Krankheitsbedingte Kündigung

Die krankheitsbedingte Kündigung ist ein Unterfall der personenbedingten Kündigung. Es kommt hier nicht auf ein Verschulden des Arbeitnehmers an. Sie kann auch während einer Krankheit ausgesprochen werden.

Bei der krankheitsbedingten Kündigung werden vier Grundtypen unterschieden:

  1. Kündigung wegen häufiger Kurzerkrankungen
  2. Kündigung wegen langandauernder Krankheit
  3. Kündigung wegen Dauererkrankung
  4. Kündigung wegen krankheitsbedingter Leistungsminderung
Krankheitsbedingte Kündigung

Prüfsystematik bei kranheitsbedingten Kündigungen

Ob eine krankheitsbedingte Kündigung sozial gerechtfertigt ist, wird in vier Stufen geprüft.

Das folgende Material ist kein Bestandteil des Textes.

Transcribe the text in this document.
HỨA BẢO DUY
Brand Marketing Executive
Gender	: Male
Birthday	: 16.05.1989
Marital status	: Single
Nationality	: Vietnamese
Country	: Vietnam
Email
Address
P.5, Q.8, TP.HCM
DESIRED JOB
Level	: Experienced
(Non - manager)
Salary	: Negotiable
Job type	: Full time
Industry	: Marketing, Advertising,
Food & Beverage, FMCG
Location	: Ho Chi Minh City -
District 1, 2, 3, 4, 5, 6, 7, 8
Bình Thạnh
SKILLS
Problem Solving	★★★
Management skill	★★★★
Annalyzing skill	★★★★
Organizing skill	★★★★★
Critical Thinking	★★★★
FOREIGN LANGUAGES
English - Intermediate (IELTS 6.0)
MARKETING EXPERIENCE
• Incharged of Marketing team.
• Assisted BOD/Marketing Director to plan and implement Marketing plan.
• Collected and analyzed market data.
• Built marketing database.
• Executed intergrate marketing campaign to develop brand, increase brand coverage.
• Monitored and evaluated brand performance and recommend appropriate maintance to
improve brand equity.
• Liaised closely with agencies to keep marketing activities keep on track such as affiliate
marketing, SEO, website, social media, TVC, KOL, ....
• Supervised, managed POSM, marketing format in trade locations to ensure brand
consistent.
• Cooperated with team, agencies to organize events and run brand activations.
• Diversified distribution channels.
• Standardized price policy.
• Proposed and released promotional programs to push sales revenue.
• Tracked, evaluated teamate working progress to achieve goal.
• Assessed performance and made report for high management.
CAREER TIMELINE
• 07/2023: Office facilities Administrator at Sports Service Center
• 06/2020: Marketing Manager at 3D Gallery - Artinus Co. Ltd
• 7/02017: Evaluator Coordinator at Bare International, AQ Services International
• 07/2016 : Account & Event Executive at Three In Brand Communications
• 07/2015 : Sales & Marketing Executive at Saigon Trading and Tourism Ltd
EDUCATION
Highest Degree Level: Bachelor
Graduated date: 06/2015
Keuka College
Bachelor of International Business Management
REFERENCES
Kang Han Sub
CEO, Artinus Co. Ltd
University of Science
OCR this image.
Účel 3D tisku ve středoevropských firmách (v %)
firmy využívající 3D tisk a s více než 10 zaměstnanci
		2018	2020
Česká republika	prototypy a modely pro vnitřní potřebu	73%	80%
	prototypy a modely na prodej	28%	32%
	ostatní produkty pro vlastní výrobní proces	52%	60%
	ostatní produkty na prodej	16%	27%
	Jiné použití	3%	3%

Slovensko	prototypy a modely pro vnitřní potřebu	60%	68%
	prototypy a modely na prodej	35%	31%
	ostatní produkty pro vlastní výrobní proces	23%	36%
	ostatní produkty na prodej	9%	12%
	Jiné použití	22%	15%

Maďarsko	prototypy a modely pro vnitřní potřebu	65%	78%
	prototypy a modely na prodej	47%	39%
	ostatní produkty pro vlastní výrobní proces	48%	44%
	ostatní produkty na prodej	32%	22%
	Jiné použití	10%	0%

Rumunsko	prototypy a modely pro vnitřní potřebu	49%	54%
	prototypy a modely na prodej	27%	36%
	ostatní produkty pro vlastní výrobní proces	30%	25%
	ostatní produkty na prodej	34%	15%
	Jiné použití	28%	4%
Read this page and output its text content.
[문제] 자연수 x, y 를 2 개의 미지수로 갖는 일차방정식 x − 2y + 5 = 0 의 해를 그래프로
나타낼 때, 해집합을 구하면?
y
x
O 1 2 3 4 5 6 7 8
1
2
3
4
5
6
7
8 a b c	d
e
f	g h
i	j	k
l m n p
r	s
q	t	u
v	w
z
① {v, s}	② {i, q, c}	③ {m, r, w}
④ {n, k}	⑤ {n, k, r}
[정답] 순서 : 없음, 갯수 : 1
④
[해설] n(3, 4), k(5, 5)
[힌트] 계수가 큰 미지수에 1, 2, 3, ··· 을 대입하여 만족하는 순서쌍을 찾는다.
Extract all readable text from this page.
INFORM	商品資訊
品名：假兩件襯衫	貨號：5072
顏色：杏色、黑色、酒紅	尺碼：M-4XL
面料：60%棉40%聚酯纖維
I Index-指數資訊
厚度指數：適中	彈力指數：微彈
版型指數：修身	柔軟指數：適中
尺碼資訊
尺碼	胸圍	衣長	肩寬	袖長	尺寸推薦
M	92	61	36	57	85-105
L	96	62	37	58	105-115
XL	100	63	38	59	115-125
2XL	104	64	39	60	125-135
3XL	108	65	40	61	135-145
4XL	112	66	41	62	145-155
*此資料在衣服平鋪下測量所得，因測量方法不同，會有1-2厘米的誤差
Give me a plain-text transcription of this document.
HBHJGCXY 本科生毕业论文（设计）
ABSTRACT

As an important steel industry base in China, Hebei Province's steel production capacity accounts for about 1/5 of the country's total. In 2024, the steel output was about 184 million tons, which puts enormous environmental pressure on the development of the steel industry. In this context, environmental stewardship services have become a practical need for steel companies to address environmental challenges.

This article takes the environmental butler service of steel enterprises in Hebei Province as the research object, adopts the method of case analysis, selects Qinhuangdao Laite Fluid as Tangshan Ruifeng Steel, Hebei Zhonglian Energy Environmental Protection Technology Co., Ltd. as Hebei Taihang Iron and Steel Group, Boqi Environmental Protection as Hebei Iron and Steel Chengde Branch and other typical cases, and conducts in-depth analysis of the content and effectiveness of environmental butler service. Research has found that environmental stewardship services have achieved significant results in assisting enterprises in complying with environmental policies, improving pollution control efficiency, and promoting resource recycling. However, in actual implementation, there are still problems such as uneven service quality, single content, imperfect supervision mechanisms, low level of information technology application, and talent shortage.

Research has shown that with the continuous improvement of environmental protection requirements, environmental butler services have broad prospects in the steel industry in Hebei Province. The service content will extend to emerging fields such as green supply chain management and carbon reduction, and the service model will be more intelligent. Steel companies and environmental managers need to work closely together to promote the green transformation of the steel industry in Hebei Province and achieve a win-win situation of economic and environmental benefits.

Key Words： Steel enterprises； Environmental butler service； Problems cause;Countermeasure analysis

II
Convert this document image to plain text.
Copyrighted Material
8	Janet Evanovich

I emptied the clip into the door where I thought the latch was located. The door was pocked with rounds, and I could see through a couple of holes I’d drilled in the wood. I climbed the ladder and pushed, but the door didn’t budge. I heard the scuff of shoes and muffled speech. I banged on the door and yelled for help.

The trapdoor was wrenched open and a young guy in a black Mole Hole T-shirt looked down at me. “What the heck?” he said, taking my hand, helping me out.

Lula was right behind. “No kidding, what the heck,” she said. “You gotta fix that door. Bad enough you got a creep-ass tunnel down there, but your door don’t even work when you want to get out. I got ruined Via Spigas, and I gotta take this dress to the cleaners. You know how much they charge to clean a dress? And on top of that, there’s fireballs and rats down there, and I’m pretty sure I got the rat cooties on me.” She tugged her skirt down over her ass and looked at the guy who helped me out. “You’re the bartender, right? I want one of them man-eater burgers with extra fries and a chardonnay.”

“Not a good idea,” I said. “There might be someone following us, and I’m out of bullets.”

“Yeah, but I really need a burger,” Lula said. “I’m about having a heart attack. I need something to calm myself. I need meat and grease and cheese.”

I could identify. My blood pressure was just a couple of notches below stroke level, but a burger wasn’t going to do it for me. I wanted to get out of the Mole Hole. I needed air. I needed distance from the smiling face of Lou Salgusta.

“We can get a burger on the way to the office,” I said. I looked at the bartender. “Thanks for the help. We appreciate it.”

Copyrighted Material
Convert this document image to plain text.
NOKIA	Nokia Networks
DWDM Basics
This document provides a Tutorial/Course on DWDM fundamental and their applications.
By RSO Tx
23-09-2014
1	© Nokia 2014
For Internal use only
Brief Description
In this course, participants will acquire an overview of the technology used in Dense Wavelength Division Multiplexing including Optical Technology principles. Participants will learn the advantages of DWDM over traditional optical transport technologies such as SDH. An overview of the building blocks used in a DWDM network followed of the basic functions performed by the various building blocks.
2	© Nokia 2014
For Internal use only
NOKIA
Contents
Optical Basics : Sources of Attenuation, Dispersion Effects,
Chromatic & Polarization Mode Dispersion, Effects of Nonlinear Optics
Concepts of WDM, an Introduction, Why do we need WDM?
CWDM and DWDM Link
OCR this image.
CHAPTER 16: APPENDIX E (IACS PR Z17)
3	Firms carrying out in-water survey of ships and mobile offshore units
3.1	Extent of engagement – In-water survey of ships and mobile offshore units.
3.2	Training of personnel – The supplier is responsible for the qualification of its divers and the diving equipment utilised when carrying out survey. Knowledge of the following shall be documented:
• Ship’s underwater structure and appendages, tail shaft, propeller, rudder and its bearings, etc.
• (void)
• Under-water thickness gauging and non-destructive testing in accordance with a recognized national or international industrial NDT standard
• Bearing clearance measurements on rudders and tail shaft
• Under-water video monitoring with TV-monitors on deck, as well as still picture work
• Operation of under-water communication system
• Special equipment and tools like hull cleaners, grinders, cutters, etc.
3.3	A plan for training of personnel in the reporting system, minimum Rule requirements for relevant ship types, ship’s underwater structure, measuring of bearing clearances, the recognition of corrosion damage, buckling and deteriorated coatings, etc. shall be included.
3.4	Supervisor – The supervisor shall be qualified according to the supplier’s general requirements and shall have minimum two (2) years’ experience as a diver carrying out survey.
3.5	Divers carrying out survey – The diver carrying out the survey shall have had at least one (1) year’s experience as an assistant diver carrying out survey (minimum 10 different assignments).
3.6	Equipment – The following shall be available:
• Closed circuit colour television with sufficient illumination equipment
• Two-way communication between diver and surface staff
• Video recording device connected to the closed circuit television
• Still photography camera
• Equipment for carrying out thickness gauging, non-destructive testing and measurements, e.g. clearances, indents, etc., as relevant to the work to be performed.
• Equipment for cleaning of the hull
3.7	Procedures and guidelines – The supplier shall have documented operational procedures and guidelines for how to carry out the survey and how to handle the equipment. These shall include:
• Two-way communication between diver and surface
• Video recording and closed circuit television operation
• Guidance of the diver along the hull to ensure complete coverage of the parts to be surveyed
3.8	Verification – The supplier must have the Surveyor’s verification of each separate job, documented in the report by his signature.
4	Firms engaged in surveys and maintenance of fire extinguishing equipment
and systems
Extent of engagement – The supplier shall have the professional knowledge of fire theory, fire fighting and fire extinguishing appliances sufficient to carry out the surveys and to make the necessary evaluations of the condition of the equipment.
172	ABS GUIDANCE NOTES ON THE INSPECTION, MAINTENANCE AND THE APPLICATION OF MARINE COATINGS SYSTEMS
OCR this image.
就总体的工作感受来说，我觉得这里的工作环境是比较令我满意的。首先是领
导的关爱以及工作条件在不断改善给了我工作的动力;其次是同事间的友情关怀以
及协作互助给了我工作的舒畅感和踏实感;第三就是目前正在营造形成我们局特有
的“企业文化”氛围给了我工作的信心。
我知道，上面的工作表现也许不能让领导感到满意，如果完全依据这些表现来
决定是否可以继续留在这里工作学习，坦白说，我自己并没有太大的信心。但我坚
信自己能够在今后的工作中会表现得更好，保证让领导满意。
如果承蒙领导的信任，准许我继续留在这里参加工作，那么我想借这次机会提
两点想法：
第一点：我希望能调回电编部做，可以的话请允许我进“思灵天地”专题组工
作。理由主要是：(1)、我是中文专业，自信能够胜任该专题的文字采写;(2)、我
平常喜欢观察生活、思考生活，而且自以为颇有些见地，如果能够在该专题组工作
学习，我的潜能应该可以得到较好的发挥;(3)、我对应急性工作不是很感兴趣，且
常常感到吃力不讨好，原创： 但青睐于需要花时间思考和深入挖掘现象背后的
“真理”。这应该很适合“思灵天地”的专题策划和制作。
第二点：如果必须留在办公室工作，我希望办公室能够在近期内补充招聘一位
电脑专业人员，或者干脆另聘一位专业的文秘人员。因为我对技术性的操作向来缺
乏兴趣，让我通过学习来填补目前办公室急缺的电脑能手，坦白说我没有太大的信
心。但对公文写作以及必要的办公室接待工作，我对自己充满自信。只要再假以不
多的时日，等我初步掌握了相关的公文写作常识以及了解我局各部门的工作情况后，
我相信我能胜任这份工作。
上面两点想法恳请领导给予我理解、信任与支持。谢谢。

  1. Negative Prognose hinsichtlich des voraussichtlichen zukünftigen Gesundheitszustandes
  2. Erhebliche Beeinträchtigung der betrieblichen und wirtschaftlichen Interessen des Arbeitgebers
  3. Prüfung eines milderen Mittels
  4. Einzelfallbezogene Interessenabwägung

 

Diese vier Stufen werden bei allen vorab benannten Grundtypen angewendet. Im Folgenden sollen daher die Anforderungen bei den einzelnen Stufen in Bezug zum jeweiligen Typus dargestellt werden.

Kündigung wegen häufiger Kurzerkrankungen

Negative Gesundheitsprognose

Eine Kündigung wird immer zukunftsgerichtet ausgesprochen. Aufgrund objektiver Tatsachen in der Vergangenheit wird darauf geschlossen, dass der Arbeitnehmer auch in Zukunft häufig erkranken wird.

Der für die Prognose maßgebliche Zeitpunkt ist der Zugang der Kündigungserklärung. Gesundheitliche Maßnahmen nach Ausspruch der Kündigung haben damit keine rechtliche Relevanz auf den Ausspruch der Kündigung.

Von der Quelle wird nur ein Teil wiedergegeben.